The company said its revenue performance was driven by year-over-year yield improvement and a higher consolidated load factor of 84.5 percent – a record for any quarter as well. Domestic unit revenue improved 8.6 percent in the second quarter versus the same period last year and, for the second consecutive quarter, the company experienced unit revenue increases across all five of its hubs. These results were supported by strong corporate revenue growth, AA said.
International unit revenue increased 9.0 percent in the second quarter, driven by increased load factors across all entities, AA said, along with strong yield performance. Premium cabin demand improved significantly in both the Atlantic and Pacific entities, generating unit revenue increases of 8.5 percent and 18.1 percent, respectively. American and its joint-business partners, British Airways and Iberia over the Atlantic, and Japan Airlines over the Pacific, have gained momentum in attracting high-value customers to the airlines' enhanced networks. The Latin American entity posted a 6.7 percent unit revenue increase in the second quarter of 2012, including yield improvements in Mexico and Central and South America.
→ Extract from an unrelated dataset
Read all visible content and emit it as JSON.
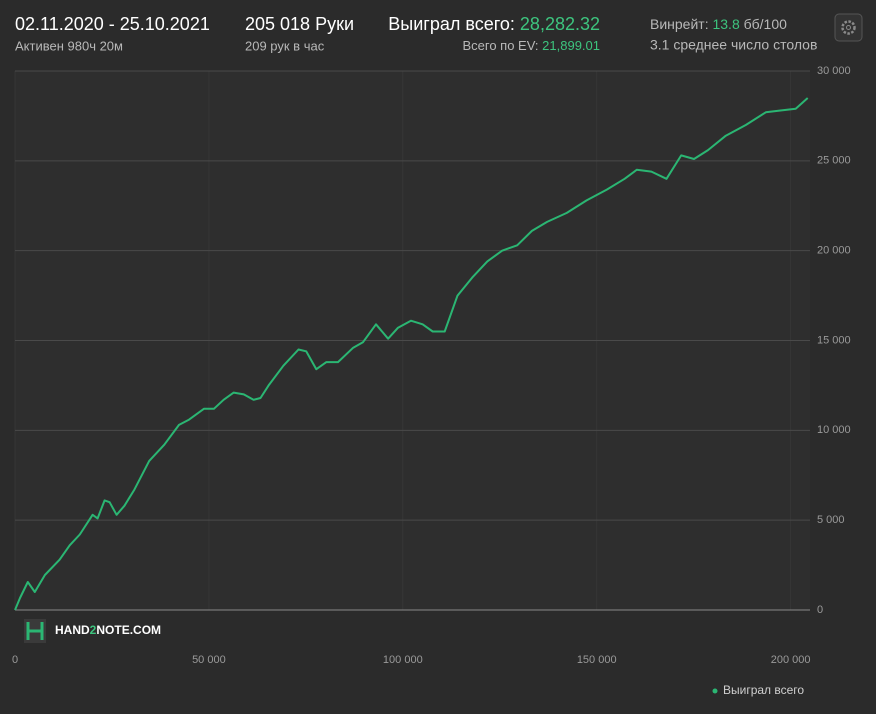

"Our improved financial results were driven by strong unit revenue performance, with growth outpacing the industry in each of the three months of the second quarter," said Bella Goren, AMR's chief financial officer. "Our consolidated unit revenue rose 9.1 percent, with increases across all five of our hubs and across all international entities. These industry-leading year-over-year revenue increases reflect the strength of our network and alliances, our focus on the customer, and the effectiveness of our overall strategy."
The second quarter 2012 results include $336 million in special charges and reorganization items, AA said.